Mosquito Valley
(Beulah & Diessner)
Located near the extreme northwest corner of the state, Mosquito Valley and Mosquito Lake contained therein undoubtedly got their name for an ungodly number of that insect. Still, when conditions are right the valley is scenic and picturesque, and an incredible vista can be found along the Bureau of Land Management's Barrel Springs Byway. Like neighboring Long Valley, ranching probably first came to Mosquito Valley in following the Enlarged Homestead Act of 1909. In subsequent years, ranches developed and within the first few decades of the century two post offices and schools each operated in the valley. Though their sites are located on private property and a view on Google Earth shows that nothing remains, their history is often overlooked and worthy of being recorded.
Beulah - The Beulah post office was located on the ranch of Daniel Elmer Hill right around the time of its establishment (homestead records date to 1914). The name Beulah was that of Hill's wife, who would also serve as postmistress. At some point, a school was also opened at Beulah. In 1918, Mr. Hill was elected Assemblyman to the Nevada Legislature, a position he held until 1922.

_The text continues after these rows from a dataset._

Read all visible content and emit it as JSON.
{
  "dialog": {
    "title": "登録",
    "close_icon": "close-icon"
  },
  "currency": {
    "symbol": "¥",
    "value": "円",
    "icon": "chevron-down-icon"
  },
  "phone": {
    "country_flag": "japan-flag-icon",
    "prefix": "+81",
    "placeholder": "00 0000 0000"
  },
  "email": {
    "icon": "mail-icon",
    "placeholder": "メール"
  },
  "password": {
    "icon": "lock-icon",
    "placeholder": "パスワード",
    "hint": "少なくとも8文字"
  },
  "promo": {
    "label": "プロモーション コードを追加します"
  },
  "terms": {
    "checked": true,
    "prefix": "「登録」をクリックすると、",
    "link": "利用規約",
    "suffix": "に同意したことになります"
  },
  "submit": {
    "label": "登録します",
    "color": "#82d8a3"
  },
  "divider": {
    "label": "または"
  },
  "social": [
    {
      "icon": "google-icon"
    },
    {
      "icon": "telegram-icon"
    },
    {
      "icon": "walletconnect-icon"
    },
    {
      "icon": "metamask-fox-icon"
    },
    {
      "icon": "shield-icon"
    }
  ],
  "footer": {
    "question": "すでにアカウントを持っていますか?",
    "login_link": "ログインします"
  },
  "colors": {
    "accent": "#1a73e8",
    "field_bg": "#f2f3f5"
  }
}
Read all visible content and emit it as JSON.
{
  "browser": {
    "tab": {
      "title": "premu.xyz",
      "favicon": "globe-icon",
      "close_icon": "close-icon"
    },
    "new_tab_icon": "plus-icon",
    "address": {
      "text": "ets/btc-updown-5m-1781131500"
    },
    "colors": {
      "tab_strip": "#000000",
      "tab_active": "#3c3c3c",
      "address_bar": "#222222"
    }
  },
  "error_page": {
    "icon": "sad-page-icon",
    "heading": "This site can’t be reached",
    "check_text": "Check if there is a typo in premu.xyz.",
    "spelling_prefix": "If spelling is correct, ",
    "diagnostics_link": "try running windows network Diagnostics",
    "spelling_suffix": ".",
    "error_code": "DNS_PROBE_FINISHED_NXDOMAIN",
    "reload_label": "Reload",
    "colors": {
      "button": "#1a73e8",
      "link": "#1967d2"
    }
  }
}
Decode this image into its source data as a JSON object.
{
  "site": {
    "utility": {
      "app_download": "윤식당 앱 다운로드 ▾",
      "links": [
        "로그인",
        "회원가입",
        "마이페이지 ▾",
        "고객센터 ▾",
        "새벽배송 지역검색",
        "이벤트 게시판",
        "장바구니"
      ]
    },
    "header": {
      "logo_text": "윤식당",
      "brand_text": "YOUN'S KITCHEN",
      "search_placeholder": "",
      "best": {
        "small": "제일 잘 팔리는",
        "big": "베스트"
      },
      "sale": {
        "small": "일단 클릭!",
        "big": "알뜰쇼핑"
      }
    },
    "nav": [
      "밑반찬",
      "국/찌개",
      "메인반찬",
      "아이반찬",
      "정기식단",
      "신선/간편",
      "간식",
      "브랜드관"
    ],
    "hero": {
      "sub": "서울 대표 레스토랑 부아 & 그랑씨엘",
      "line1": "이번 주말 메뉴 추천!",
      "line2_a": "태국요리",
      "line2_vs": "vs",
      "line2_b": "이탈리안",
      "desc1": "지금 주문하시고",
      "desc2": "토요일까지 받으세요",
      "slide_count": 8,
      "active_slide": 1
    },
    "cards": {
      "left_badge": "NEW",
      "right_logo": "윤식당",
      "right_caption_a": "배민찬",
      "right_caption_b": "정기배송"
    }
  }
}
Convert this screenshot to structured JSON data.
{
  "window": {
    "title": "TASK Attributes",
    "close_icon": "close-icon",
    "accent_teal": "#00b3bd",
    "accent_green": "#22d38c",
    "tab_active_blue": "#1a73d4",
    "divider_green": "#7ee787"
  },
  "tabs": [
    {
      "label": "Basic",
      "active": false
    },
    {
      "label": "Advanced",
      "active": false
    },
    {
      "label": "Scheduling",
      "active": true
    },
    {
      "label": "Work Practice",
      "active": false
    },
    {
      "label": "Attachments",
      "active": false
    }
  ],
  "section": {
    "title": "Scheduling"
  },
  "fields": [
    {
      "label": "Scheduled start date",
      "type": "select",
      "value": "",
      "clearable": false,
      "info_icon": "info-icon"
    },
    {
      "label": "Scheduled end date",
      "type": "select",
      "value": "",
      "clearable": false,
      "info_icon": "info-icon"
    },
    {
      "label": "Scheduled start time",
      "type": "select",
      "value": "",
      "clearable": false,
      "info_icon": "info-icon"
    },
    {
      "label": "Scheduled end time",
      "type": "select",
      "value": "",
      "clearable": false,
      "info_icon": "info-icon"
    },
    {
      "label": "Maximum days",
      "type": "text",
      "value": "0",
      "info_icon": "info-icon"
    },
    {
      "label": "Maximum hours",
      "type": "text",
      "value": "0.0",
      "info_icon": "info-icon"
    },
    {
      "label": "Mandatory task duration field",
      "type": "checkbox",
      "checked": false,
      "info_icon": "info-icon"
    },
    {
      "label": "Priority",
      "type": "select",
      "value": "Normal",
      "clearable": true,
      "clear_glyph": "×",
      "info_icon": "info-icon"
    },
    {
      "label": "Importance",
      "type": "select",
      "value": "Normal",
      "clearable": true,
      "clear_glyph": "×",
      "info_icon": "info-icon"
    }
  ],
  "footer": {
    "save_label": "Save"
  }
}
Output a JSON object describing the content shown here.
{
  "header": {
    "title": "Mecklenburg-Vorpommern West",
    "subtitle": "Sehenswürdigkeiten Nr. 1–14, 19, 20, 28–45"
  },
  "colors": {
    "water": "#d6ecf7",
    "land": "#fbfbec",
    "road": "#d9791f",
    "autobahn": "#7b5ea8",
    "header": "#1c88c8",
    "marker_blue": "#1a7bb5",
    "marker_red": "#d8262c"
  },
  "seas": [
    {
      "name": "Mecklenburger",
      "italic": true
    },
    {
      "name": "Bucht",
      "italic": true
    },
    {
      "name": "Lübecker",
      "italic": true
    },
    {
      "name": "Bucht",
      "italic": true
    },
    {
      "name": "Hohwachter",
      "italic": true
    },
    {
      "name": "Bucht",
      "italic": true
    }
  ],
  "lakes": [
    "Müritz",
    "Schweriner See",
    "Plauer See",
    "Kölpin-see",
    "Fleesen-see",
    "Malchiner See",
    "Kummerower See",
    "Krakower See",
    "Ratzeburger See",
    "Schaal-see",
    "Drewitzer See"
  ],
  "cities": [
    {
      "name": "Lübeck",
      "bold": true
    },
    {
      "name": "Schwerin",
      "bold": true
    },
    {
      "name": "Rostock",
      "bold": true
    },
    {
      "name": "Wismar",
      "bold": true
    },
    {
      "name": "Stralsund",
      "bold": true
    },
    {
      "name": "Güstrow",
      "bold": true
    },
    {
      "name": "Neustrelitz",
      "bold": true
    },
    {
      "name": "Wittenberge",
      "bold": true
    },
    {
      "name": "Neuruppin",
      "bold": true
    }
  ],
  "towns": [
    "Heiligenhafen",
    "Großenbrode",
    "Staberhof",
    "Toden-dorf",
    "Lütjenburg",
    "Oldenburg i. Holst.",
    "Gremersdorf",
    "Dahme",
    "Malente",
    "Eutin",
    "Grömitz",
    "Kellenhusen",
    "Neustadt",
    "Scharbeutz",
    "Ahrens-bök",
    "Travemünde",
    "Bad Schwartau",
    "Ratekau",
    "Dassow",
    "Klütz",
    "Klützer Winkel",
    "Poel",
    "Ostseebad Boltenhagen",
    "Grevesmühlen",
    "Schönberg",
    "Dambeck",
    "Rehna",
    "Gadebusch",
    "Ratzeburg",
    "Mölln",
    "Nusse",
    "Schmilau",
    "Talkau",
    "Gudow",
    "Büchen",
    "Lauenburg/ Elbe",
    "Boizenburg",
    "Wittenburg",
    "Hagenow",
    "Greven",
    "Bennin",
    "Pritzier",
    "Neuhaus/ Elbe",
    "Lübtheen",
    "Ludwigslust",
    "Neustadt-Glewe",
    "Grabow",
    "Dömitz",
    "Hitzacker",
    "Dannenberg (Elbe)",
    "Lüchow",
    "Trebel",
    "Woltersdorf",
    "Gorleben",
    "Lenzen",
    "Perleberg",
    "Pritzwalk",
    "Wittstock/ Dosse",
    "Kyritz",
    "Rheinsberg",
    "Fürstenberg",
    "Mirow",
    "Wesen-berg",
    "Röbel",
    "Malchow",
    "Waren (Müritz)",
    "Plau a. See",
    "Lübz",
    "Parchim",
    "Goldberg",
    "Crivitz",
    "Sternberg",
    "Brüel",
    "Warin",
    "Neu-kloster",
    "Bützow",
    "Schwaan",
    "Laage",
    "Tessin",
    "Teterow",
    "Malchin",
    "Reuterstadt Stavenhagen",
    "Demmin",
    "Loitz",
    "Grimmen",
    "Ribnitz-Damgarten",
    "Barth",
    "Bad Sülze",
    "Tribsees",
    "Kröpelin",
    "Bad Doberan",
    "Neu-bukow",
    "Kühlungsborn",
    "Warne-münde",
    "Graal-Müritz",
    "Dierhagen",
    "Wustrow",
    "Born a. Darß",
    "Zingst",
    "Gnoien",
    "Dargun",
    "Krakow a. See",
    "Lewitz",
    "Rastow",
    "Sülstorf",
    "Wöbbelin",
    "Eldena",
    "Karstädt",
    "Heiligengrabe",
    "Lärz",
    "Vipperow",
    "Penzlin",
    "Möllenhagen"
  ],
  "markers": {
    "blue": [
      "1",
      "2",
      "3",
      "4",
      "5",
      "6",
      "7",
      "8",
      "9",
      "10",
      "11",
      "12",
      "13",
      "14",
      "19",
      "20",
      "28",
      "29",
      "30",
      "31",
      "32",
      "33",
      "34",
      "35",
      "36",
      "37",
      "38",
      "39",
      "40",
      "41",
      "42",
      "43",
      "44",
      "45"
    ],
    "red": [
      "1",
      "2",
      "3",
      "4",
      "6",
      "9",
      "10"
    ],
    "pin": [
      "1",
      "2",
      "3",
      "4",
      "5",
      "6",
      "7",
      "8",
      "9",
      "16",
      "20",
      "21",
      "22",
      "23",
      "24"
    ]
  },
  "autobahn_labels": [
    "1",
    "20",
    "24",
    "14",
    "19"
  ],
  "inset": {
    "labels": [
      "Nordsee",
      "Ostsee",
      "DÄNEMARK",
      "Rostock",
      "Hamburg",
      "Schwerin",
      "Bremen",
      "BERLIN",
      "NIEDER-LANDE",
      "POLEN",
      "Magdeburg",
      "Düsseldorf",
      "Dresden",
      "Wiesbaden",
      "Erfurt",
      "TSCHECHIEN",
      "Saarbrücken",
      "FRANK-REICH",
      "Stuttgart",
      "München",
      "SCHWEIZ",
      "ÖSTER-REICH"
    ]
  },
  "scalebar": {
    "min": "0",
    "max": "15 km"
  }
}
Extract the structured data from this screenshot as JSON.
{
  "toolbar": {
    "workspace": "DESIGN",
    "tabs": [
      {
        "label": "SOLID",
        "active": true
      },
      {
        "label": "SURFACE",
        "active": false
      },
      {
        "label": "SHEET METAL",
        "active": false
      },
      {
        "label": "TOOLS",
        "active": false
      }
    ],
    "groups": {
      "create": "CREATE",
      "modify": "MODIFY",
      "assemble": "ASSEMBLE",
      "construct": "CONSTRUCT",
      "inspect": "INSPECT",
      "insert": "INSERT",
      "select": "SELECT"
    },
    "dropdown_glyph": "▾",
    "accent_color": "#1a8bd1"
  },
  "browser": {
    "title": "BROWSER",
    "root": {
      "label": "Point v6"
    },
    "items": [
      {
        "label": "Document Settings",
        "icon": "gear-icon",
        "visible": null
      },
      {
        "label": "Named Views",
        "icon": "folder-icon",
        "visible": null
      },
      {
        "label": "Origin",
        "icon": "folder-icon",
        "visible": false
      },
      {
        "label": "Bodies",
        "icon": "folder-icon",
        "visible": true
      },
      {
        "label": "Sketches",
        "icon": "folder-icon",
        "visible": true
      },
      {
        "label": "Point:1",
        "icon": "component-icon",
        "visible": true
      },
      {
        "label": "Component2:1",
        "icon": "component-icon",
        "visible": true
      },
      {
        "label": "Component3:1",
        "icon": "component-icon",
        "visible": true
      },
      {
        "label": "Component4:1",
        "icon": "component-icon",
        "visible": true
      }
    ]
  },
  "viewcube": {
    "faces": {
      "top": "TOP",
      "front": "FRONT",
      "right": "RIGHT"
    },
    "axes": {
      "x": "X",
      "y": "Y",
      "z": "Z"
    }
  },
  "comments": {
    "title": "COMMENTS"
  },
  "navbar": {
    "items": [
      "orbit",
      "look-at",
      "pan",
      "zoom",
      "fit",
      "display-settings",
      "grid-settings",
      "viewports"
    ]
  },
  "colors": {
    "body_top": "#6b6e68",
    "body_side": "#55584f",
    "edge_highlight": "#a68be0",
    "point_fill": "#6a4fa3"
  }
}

On February 26, 1920, disaster struck Beulah when the Hill home and schoolhouse were lost to fire. Initially, Mr. Hill insisted that Miss Maude Clifford, the school teacher, was mentally unstable and deliberately set the fires and had her arrested for arson. When District Attorney Summerfield arrived to examine evidence and conduct his investigation, he established that instead both fires had originated from overheating stoves, kindled by the Hill's children in their absence. Miss Clifford, instead, had done all she could to save the buildings, and though unsuccessful, did manage to save one of Mr. Hill's automobiles before the garage burned. This event seems to have sealed Beulah's fate, as the post office closed not two months later.
Diessner - Like Beulah, Diessner emerged as a ranch in the mid-1910s. Oscar George Diessner made his homestead across Mosquito Valley in 1916. Presumably following the loss of the post office at Beulah, a new office was established at Diessner in 1923 (though it took some time for Washoe County officials to even find it!). By the 1930s, a new Mosquito Valley School District was formed at Diessner, and though the post office only lasted for a decade the school lasted until at least the early 1940s.
In Summer 1941, Oscar and Minnie Diessner sold their ranch to Don and Harriet Crawford and relocated to Mountain View, California. By 1954, the ranch was labeled as the "Drown Ranch" on topographical maps, and by 1980 the old ranch buildings were removed. A solitary windmill frame marks the site.